The molecular topology information must be first generated for the structure - this contains the information about molecular connectivity. This information is then be used in the next step to generate starting (extended conformation) coordinates. The molecular topology is generated from the sequence (not coordinates). This is done with the CNS task file generate_seq.inp.
cns_solve < generate_seq.inp > generate_seq.out [1.5 seconds]
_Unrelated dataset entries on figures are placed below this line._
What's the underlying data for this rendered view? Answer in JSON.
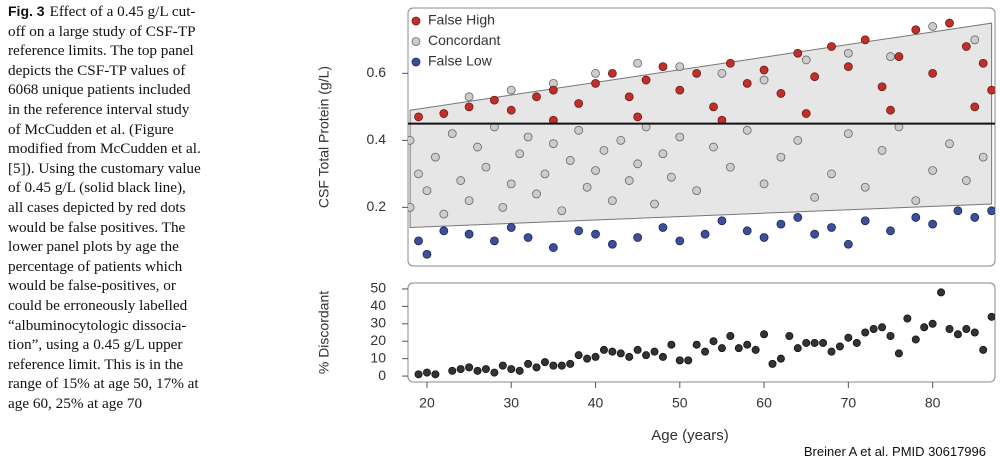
{
  "caption": {
    "label": "Fig. 3",
    "lines": [
      "Effect of a 0.45 g/L cut-",
      "off on a large study of CSF-TP",
      "reference limits. The top panel",
      "depicts the CSF-TP values of",
      "6068 unique patients included",
      "in the reference interval study",
      "of McCudden et al. (Figure",
      "modified from McCudden et al.",
      "[5]). Using the customary value",
      "of 0.45 g/L (solid black line),",
      "all cases depicted by red dots",
      "would be false positives. The",
      "lower panel plots by age the",
      "percentage of patients which",
      "would be false-positives, or",
      "could be erroneously labelled",
      "“albuminocytologic dissocia-",
      "tion”, using a 0.45 g/L upper",
      "reference limit. This is in the",
      "range of 15% at age 50, 17% at",
      "age 60, 25% at age 70"
    ]
  },
  "credit": "Breiner A et al.  PMID  30617996",
  "x_label": "Age (years)",
  "chart_data": [
    {
      "type": "scatter",
      "y_label": "CSF Total Protein (g/L)",
      "xlim": [
        17.75,
        87.4
      ],
      "ylim": [
        0.025,
        0.795
      ],
      "yticks": [
        0.2,
        0.4,
        0.6
      ],
      "legend": "upper left",
      "hline": 0.45,
      "band": {
        "x": [
          18,
          87
        ],
        "lower": [
          0.14,
          0.21
        ],
        "upper": [
          0.49,
          0.75
        ]
      },
      "series": [
        {
          "name": "False High",
          "color": "#c0302a",
          "x": [
            19,
            22,
            25,
            28,
            30,
            33,
            35,
            38,
            40,
            42,
            44,
            46,
            48,
            50,
            52,
            54,
            56,
            58,
            60,
            62,
            64,
            66,
            68,
            70,
            72,
            74,
            76,
            78,
            80,
            82,
            84,
            86,
            87,
            45,
            65,
            75,
            85,
            55,
            35
          ],
          "values": [
            0.47,
            0.48,
            0.5,
            0.52,
            0.49,
            0.53,
            0.55,
            0.51,
            0.57,
            0.6,
            0.53,
            0.58,
            0.62,
            0.55,
            0.6,
            0.5,
            0.63,
            0.57,
            0.61,
            0.54,
            0.66,
            0.59,
            0.68,
            0.62,
            0.7,
            0.56,
            0.65,
            0.73,
            0.6,
            0.75,
            0.68,
            0.63,
            0.55,
            0.47,
            0.48,
            0.49,
            0.5,
            0.46,
            0.46
          ]
        },
        {
          "name": "Concordant",
          "color": "#cccccc",
          "x": [
            18,
            18,
            19,
            20,
            21,
            22,
            23,
            24,
            25,
            26,
            27,
            28,
            29,
            30,
            31,
            32,
            33,
            34,
            35,
            36,
            37,
            38,
            39,
            40,
            41,
            42,
            43,
            44,
            45,
            46,
            47,
            48,
            49,
            50,
            52,
            54,
            56,
            58,
            60,
            62,
            64,
            66,
            68,
            70,
            72,
            74,
            76,
            78,
            80,
            82,
            84,
            86,
            40,
            45,
            50,
            55,
            60,
            65,
            70,
            75,
            80,
            85,
            30,
            35,
            25
          ],
          "values": [
            0.2,
            0.4,
            0.3,
            0.25,
            0.35,
            0.18,
            0.42,
            0.28,
            0.22,
            0.38,
            0.32,
            0.44,
            0.2,
            0.27,
            0.36,
            0.41,
            0.24,
            0.3,
            0.39,
            0.19,
            0.34,
            0.43,
            0.26,
            0.31,
            0.37,
            0.22,
            0.4,
            0.28,
            0.33,
            0.44,
            0.21,
            0.36,
            0.29,
            0.41,
            0.25,
            0.38,
            0.32,
            0.43,
            0.27,
            0.35,
            0.4,
            0.23,
            0.3,
            0.42,
            0.26,
            0.37,
            0.44,
            0.22,
            0.31,
            0.39,
            0.28,
            0.35,
            0.6,
            0.63,
            0.62,
            0.6,
            0.58,
            0.64,
            0.66,
            0.65,
            0.74,
            0.7,
            0.55,
            0.57,
            0.53
          ]
        },
        {
          "name": "False Low",
          "color": "#3b4f9c",
          "x": [
            19,
            20,
            22,
            25,
            28,
            30,
            32,
            35,
            38,
            40,
            42,
            45,
            48,
            50,
            53,
            55,
            58,
            60,
            62,
            64,
            66,
            68,
            70,
            72,
            75,
            78,
            80,
            83,
            85,
            87
          ],
          "values": [
            0.1,
            0.06,
            0.13,
            0.12,
            0.1,
            0.14,
            0.11,
            0.08,
            0.13,
            0.12,
            0.09,
            0.11,
            0.14,
            0.1,
            0.12,
            0.16,
            0.13,
            0.11,
            0.15,
            0.17,
            0.12,
            0.14,
            0.09,
            0.16,
            0.13,
            0.17,
            0.15,
            0.19,
            0.17,
            0.19
          ]
        }
      ]
    },
    {
      "type": "scatter",
      "y_label": "% Discordant",
      "xlim": [
        17.75,
        87.4
      ],
      "ylim": [
        -3.4,
        53.4
      ],
      "xticks": [
        20,
        30,
        40,
        50,
        60,
        70,
        80
      ],
      "yticks": [
        0,
        10,
        20,
        30,
        40,
        50
      ],
      "color": "#333333",
      "x": [
        19,
        20,
        21,
        23,
        24,
        25,
        26,
        27,
        28,
        29,
        30,
        31,
        32,
        33,
        34,
        35,
        36,
        37,
        38,
        39,
        40,
        41,
        42,
        43,
        44,
        45,
        46,
        47,
        48,
        49,
        50,
        51,
        52,
        53,
        54,
        55,
        56,
        57,
        58,
        59,
        60,
        61,
        62,
        63,
        64,
        65,
        66,
        67,
        68,
        69,
        70,
        71,
        72,
        73,
        74,
        75,
        76,
        77,
        78,
        79,
        80,
        81,
        82,
        83,
        84,
        85,
        86,
        87
      ],
      "values": [
        1,
        2,
        1,
        3,
        4,
        5,
        3,
        4,
        2,
        6,
        4,
        3,
        7,
        5,
        8,
        6,
        6,
        7,
        12,
        10,
        11,
        15,
        14,
        13,
        11,
        15,
        12,
        14,
        11,
        18,
        9,
        9,
        18,
        14,
        20,
        16,
        23,
        16,
        18,
        15,
        24,
        7,
        10,
        23,
        16,
        19,
        19,
        19,
        14,
        17,
        22,
        19,
        25,
        27,
        28,
        23,
        13,
        33,
        21,
        28,
        30,
        48,
        27,
        24,
        27,
        25,
        15,
        34
      ]
    }
  ]
}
Note that this structure contains 2 separate chains, thus 2 sequence files are made. This will result in a molecular topology with 2 unconnected chains, in CNS there is no way to specify a break in a chain purely based on the sequence. The 2 sequence files have this format:
MET VAL LYS GLN ILE GLU SER LYS THR ALA PHE GLN GLU ALA LEU ASP ALA ALA GLY ASP LYS LEU VAL VAL VAL ASP PHE SER ALA THR TRP CYS GLY PRO ALA LYS MET ILE LYS PRO PHE PHE HIS SER LEU SER GLU LYS TYR SER ASN VAL ILE PHE LEU GLU VAL ASP VAL ASP ASP ALA GLN ASP VAL ALA SER GLU ALA GLU VAL LYS ALA THR PRO THR PHE GLN PHE PHE LYS LYS GLY GLN LYS VAL GLY GLU PHE SER GLY ALA ASN LYS GLU LYS LEU GLU ALA THR ILE ASN GLU LEU VAL
and
PRO ALA THR LEU LYS ILE CYS SER TRP ASN VAL ASP GLY
The two chains are input as 2 different sequence files and given different segment identifiers (for ease of analysis later on). Also, the numbering for the second chain is begun at 106:
{* protein sequence file *} {===>} prot_sequence_infile_1="trx_a.seq"; {* segid *} {===>} prot_segid_1="A"; {* start residue numbering at *} {===>} renumber_1=1; {* protein sequence file *} {===>} prot_sequence_infile_2="trx_b.seq"; {* segid *} {===>} prot_segid_2="B"; {* start residue numbering at *} {===>} renumber_2=106;
It is also important to include any disulphide bonds at this stage - as they require the addition of bond information to the molecular topology. Here there is a bond between the 2 chains (residue 32 to residue 112):
{=========================== disulphide bonds ==============================} {* Select pairs of cysteine residues that form disulphide bonds *} {* First 2 entries are the segid and resid of the first cysteine (CYS A). *} {* Second 2 entries are the segid and resid of the second cysteine (CYS B). *} {+ table: rows=8 numbered cols=5 "use" "segid CYS A" "resid CYS A" "segid CYS B" "resid CYS B" +} {+ choice: true false +} {===>} ss_use_1=true; {===>} ss_i_segid_1="A"; ss_i_resid_1=32; {===>} ss_j_segid_1="B"; ss_j_resid_1=112;
There is one file generated: an MTF file (this contains the molecular topology information which describes to covalent topology of the molecule).